Days 1–2 — Vocabulary and framing. Read the official GH-600 study guide end to end. Re-read the audience profile until phrases like "system of record and control plane" and "agents propose; humans and policy accept" are reflexive. The exam is written in this dialect; you cannot reason your way around fuzzy vocabulary under time pressure.

Days 3–5 — Domain 2 (tool use & MCP). This is 20–25% of the exam — the highest-weighted domain — and has the most material. Work through the Tooling, MCP, and Agent Execution Environments module. Lab time matters here: spin up a real MCP server in a sandbox repo, configure an MCP allow list, and test the agent firewall by trying to hit a blocked domain from the Bash tool. Memorize the firewall's specific scope — Bash tool only, not MCP servers, not copilot-setup-steps.

Days 6–8 — Domain 1 + Domain 6 (architecture + guardrails). These domains overlap heavily. Work through Designing Agent Architecture and SDLC Integration plus build-guardrails and risks-and-mitigations. Lab: configure CODEOWNERS plus required status checks on a repo, simulate an agent-authored PR, and walk through the "Approve and run workflows" gate yourself.

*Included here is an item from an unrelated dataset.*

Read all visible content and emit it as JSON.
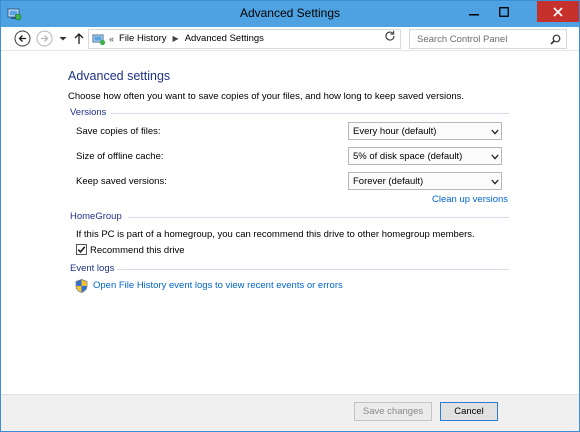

Days 9–10 — Domains 3, 4, 5 (memory, eval, multi-agent). These are the under-served domains — no dedicated Microsoft Learn module. Read Copilot memory docs (D3), walk the implementation-planner tutorial (D4), then read the custom-agents SDK end to end (D5). Memorize the five sub-agent lifecycle events (selected, started, completed, failed, deselected) and the fact that infer is retired in favor of disable-model-invocation.

Days 11–12 — Mock exam, gap closure, exam day. Sit a timed mock under exam conditions. Log every wrong answer in a "knowledge gaps" file and re-read the source doc for each miss. Watch the Reactor livestream on May 28 for last-minute clarifications and to grab the second discount code if you haven't already registered. Sit the beta exam before May 31.

The single biggest mistake I see people make: spending equal time on every domain. Domain 2 (tool use) is 20–25% of the exam and Domain 6 (guardrails) is 10–15% — give them proportional time, not equal time.


Links


If you're prepping for GH-600, I'd love to hear which domain is giving you trouble — drop a comment on any video. Domain 2 (tool use + MCP) is the largest slice of the exam, but in practice most people I've talked to find Domain 5 (multi-agent coordination) the most conceptually slippery.

Good luck on the beta. See you on the other side of the 8–12 week scoring window.